I'm pretty sure Solr/lucene have no such "optimization" already, but
it's not clear to me that it would result in much of a performance
benefit, just because of the way lucene works, it's not obvious to me
that the second version of your query will be noticeably faster than the
first version.
Maybe in cases with many many clauses, rather than the few clauses in
your example. You'd definitely want to performance test it to verify
there are any gains, before embarking on writing the 'optimization' --
you can test it just by sending the different versions of your real
world queries to Solr and seeing what the response times are,
calculating the hypothetically 'optimized' version yourself by hand if
need be, right?
On 7/27/2011 5:05 PM, Scott Smith wrote:
We have a solr application which ends up creating queries with very complicated
filters (literally hundreds and sometimes thousands of terms-typically a large
number of terms OR'ed together where each of these terms might have a half a
dozen keywords ANDed/ORed together). In looking at the filters, I realized
that there are often a lot of common sub-filters.

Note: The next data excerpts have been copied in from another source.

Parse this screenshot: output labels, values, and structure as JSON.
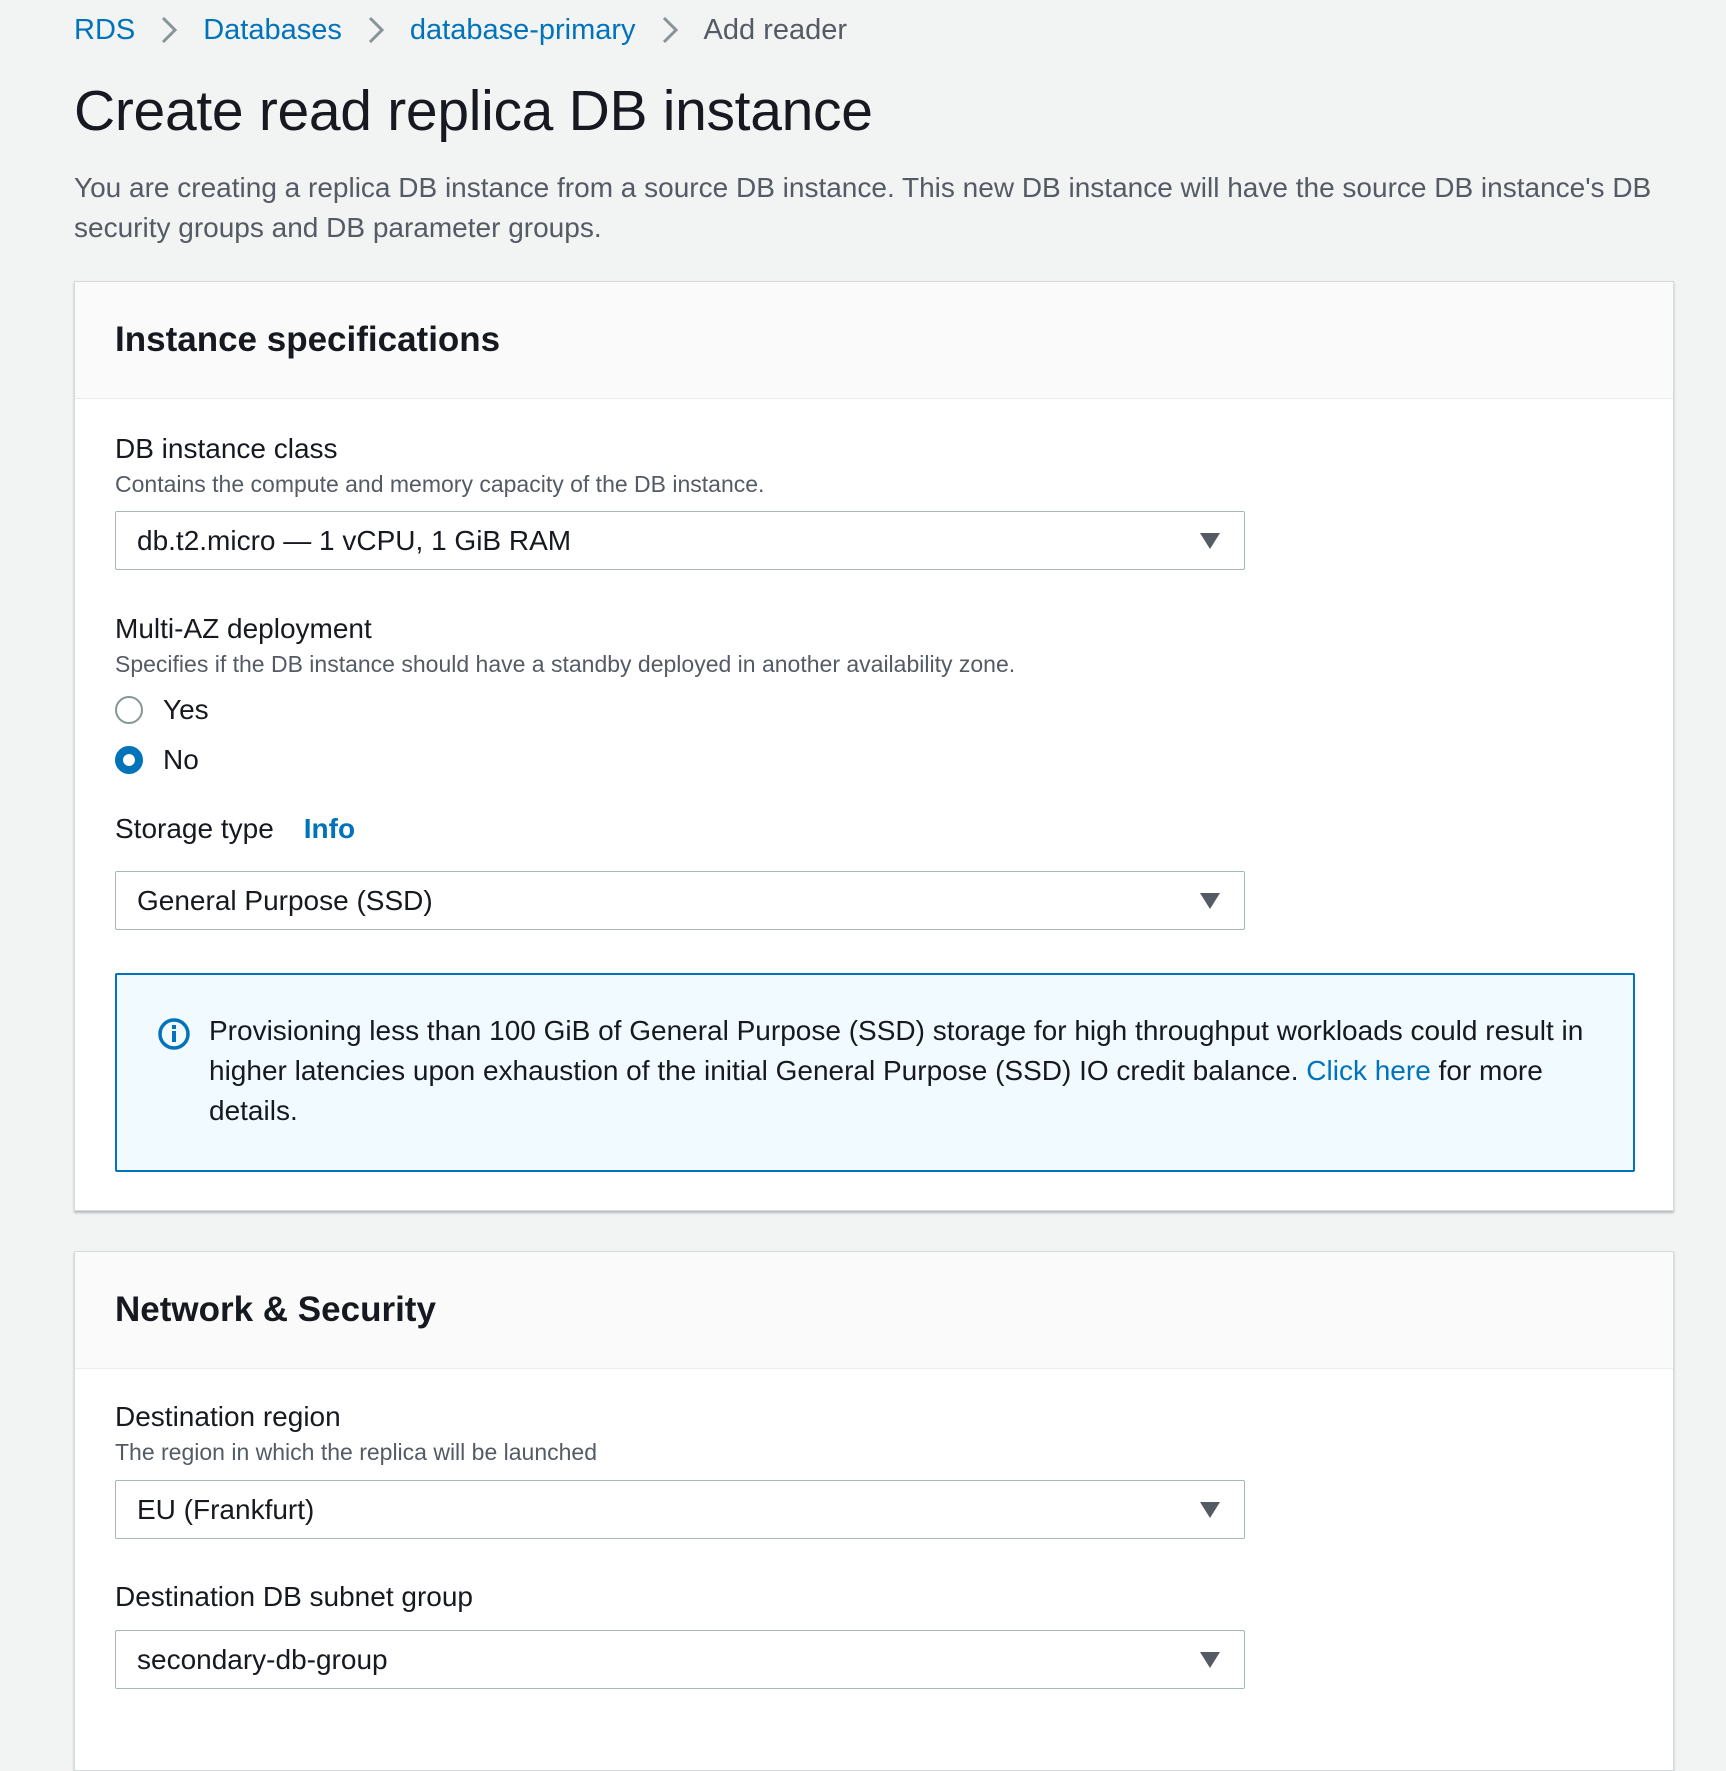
{
  "breadcrumb": {
    "items": [
      "RDS",
      "Databases",
      "database-primary"
    ],
    "current": "Add reader"
  },
  "page": {
    "title": "Create read replica DB instance",
    "description": "You are creating a replica DB instance from a source DB instance. This new DB instance will have the source DB instance's DB security groups and DB parameter groups."
  },
  "instance_specs": {
    "heading": "Instance specifications",
    "db_class": {
      "label": "DB instance class",
      "help": "Contains the compute and memory capacity of the DB instance.",
      "value": "db.t2.micro — 1 vCPU, 1 GiB RAM"
    },
    "multi_az": {
      "label": "Multi-AZ deployment",
      "help": "Specifies if the DB instance should have a standby deployed in another availability zone.",
      "options": [
        "Yes",
        "No"
      ],
      "selected": "No"
    },
    "storage": {
      "label": "Storage type",
      "info": "Info",
      "value": "General Purpose (SSD)"
    },
    "alert": {
      "text_before": "Provisioning less than 100 GiB of General Purpose (SSD) storage for high throughput workloads could result in higher latencies upon exhaustion of the initial General Purpose (SSD) IO credit balance. ",
      "link": "Click here",
      "text_after": " for more details."
    }
  },
  "network": {
    "heading": "Network & Security",
    "region": {
      "label": "Destination region",
      "help": "The region in which the replica will be launched",
      "value": "EU (Frankfurt)"
    },
    "subnet": {
      "label": "Destination DB subnet group",
      "value": "secondary-db-group"
    }
  },
  "colors": {
    "link": "#0073bb",
    "background": "#f2f3f3",
    "alert_bg": "#f1faff"
  },
  "icons": [
    "chevron-right-icon",
    "caret-down-icon",
    "info-circle-icon"
  ]
}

A simple example of what I mean is:
("cat" AND "dog") OR ("cat" AND "horse")
This could clearly be simplified by saying:
"cat" AND ("dog" OR "horse")
It turns out that finding and combining common sub-filters isn't trivial for our
application. So, before I start a project to attempt some kind of
"optimization", my question is whether it's likely that I will see significant
decreases in query times to justify the development effort it takes to optimize the
filters. Certainly, if I thought I might get a 20%+ decrease in time, I would say it's
probably a good project. If it's just a few percentage points of improvement, then I'm
less excited about doing it.
Does Solr already go through some kind of optimization which effectively
combines common sub-filters and possibly duplicated terms? Does anyone have
any thoughts on this subject?
Thanks
Scott